Many foreign investors are not reassured by the increasingly explicit US government guarantee, and are wary of the debt that the two housing agencies issue. The political fallout over the US debt ceiling this summer and the consequent Standard & Poor’s downgrade of US sovereign debt intensified fears that politics might derail the US government promise to guarantee the debt.
“We have become hostage to the irresponsible behaviour of politicians,” said Bader al-Saad, head of the KIA, in a New York speech last month. “What happened during the debt negotiations will make many countries think twice about the investment environment of the US.”
Investors are also worried that if the Federal Reserve keeps printing money, the value of the debt will fall in terms of their own currency, a calculation that dollar-based investors do not have to make.

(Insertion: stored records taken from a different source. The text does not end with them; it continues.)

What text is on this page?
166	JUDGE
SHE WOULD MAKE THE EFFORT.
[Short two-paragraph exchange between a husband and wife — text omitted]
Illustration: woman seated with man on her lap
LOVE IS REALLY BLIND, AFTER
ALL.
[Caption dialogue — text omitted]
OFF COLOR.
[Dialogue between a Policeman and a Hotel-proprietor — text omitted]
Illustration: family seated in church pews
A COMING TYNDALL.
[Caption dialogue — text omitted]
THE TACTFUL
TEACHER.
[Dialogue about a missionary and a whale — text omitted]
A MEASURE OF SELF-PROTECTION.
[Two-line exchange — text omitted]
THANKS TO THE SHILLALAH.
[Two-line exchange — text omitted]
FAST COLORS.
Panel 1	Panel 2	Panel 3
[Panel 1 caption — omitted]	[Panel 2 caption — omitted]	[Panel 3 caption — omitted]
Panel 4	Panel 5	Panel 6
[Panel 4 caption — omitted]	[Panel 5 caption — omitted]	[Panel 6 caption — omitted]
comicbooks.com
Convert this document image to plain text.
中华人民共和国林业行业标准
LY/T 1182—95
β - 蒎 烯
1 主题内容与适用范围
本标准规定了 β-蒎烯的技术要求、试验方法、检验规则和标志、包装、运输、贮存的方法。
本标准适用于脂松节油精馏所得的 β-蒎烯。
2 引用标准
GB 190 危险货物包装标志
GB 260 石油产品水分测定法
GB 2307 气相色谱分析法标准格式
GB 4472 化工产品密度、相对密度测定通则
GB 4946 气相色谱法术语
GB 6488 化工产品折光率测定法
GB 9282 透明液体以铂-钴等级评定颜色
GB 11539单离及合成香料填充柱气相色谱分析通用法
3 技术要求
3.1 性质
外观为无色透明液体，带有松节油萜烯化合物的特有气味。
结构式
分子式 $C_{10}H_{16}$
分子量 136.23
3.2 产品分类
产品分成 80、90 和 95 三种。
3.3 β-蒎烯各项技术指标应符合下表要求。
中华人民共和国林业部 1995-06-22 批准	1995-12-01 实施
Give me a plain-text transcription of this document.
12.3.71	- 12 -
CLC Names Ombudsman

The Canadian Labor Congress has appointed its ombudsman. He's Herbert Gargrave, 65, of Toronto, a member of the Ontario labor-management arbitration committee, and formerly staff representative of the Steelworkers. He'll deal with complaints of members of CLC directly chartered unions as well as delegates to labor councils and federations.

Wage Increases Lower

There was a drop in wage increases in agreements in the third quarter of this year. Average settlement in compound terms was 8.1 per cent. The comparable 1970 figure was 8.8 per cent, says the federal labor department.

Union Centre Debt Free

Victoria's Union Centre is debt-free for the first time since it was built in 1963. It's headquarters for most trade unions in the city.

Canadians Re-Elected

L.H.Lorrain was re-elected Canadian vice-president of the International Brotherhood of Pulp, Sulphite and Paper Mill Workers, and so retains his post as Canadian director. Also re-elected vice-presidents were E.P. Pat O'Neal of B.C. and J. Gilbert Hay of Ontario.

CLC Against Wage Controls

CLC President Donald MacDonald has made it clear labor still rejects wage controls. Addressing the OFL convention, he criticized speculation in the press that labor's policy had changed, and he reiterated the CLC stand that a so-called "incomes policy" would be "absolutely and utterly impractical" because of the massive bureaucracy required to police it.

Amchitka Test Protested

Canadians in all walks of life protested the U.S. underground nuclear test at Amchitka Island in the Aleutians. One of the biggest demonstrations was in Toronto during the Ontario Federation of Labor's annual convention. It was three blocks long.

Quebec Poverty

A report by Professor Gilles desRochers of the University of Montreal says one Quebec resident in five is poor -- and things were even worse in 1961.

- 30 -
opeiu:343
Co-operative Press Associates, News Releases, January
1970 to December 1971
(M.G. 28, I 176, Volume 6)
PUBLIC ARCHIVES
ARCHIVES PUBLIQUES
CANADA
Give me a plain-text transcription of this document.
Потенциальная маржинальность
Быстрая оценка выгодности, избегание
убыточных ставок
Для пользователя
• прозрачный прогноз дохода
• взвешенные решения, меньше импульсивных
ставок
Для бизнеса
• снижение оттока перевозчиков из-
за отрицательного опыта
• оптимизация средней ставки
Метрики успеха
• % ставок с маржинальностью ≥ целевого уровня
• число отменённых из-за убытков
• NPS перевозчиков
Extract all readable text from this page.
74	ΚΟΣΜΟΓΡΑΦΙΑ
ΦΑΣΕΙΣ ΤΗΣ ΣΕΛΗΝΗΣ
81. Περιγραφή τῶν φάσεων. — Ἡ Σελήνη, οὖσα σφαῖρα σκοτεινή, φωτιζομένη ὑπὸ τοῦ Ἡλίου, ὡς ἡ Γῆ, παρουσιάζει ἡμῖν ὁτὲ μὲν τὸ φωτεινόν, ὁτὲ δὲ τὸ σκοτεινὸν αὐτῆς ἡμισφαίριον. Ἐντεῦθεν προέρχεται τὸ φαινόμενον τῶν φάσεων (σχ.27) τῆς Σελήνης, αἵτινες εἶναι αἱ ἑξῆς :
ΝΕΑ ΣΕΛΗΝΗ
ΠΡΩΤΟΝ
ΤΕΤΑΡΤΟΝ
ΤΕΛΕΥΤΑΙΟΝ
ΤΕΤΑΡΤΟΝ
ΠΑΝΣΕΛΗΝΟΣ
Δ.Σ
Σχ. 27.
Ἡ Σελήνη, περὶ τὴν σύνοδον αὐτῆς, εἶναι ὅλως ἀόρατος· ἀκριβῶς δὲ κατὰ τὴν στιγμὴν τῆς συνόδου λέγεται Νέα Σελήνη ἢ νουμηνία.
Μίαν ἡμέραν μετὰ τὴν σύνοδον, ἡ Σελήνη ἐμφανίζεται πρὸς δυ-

The Council on Foreign Relations think-tank released a study in July showing that purchases of Fannie and Freddie debt by the central banks of Brazil, Russia, India and China had declined.
“At the peak, Asian central banks accounted for 40-50 per cent of the purchases,” said a senior analyst at one major Wall Street firm, referring to the period before the global financial crisis hit in 2008. “Today, it is between 10 and 20 per cent.”
Since its peak in mid 2008, foreign central banks holdings of GSE debt have fallen 26.4 per cent to $724bn today, according to Bloomberg research.
The Federal Housing Finance Agency which regulates Fannie and Freddie, has tried to reassure investors saying they would have recourse to the Treasury in the case of any default.
But data from Credit Suisse shows a material change in the appetite, which dropped markedly from July. For example, Asia took only 3 per cent of $4bn of 5-year Fannie debt issued in August at a spread of 35.5 basis points over Treasuries, a relatively wide level, compared to earlier this year.
Even though Asian and Middle Eastern investors are buying less Fannie and Freddie debt, the price of the bonds does not reflect their fears of the risk. Fannie and Freddie debt trades at a very narrow spread to Treasuries. But analysts said market prices have been skewed because of Fed involvement. During the first round of quantitative easing in 2009, for example, the Fed bought more than $175bn of GSE debt in the secondary market. Former Fannie Mae officials and other people familiar with the situation said the sellers of that debt were mostly Asian central banks.
One former Fannie official said the Fed buying “had a huge impact”, adding that spreads would have “widened substantially” otherwise.